Dari jumlah tersebut, kunjungan melalui pintu masuk utama mencapai 1,12 juta, sedangkan lewat pintu masuk perbatasan sebanyak 182,8 ribu kunjungan.
BPS juga mencatat jumlah kunjungan wisman pada Desember 2025 naik 17,25% secara bulanan (month-to-month/mtm) serta meningkat 14,43% dibandingkan periode yang sama tahun sebelumnya (year-on-year/yoy). “Dengan demikian, total jumlah wisman mencapai 1,41 juta kunjungan,” kata Ateng.
Ateng menambahkan, capaian 2025 kini mendekati kondisi sebelum pandemi. “Namun demikian, masih lebih rendah dari tahun 2019 yakni sekitar 16,1 juta kunjungan. Tinggal sedikit lagi bedanya,” ujarnya.

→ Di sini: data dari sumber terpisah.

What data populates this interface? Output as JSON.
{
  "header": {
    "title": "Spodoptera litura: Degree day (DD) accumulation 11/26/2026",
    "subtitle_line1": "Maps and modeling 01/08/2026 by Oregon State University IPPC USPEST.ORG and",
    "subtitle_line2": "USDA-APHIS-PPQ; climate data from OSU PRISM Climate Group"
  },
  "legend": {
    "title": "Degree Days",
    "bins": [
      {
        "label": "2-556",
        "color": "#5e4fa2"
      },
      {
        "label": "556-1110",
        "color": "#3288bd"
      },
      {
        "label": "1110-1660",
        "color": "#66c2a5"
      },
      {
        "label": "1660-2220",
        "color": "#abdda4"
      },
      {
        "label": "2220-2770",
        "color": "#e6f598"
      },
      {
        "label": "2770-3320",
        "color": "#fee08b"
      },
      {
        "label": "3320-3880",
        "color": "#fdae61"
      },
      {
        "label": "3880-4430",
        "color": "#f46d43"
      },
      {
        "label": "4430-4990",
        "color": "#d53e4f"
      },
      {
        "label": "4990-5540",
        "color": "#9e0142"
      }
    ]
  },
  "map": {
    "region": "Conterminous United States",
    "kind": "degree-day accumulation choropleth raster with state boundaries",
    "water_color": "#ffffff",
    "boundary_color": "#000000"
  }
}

Dari sisi kebangsaan, wisman asal Malaysia menjadi yang terbanyak dengan kontribusi 17,3% dari total kunjungan. Posisi berikutnya ditempati Singapura sebesar 14,5% dan Australia sebesar 11,0%. “Jika dibandingkan November 2025, terjadi peningkatan dari ketiga negara tersebut. Begitu juga jika dibandingkan Desember 2024,” kata Ateng.
Kunjungan wisman terbanyak tercatat melalui Bandara I Gusti Ngurah Rai, Bali, yang didominasi wisatawan asal Australia. Ateng menyebut kenaikan di bandara tersebut didorong momentum libur akhir tahun.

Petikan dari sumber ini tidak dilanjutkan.